The English Club went to the Spotlighters Theatre in Baltimore to see “A Sensation Novel: A Musical Play in Three Volumes” on Thursday, September 17. It is a musical play that expresses an author’s troubles with writing a novel. The characters are actually ghosts that were borrowed by the author from a spirit that the author strikes a deal with. The deal was this: the spirit would lend the author these characters and the author could conduct each to do whatever he wanted inside the novel. The characters, however, physically come out of the novel and interact as their actual selves at the end of each of the volumes that make up the play.

The play’s story line was interesting, engaging, surprising and highly entertaining. Each character had an original personality outside of the novel and disagreed with everything that the author wrote about him or her. They pursue their own personal desires whenever they are momentarily free from the novel’s binds. There are many twists and turns that the storyline takes that will keep an audience clinging onto their seats, waiting to see what will happen next.

Going to Spotlighters for the first time, I personally thought that the theatre’s set-up was really interesting.

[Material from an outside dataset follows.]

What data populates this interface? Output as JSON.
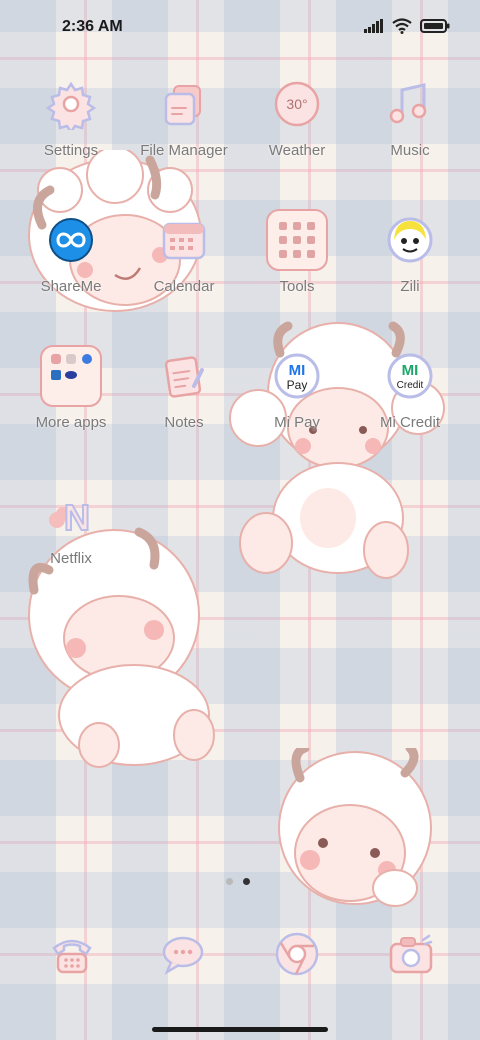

It is located in a basement of sorts, with a rounded stage, edged with pillars. The audience is placed in four sections surrounding the stage. This type of stage set-up assists with the audiences’ engagement and forces the actors to move around more instead of facing in mostly one direction. This, at first, caught me off guard, but in the end proved to be effective and resourceful.

“A Sensation Novel” is a play for a well-rounded audience, but probably not for children under the age of twelve or thirteen. However, it is hysterical and is guaranteed to have anyone laughing and singing along. I encourage you to go see it or any of the other plays being performed at the Spotlighters Theatre. You will not be disappointed.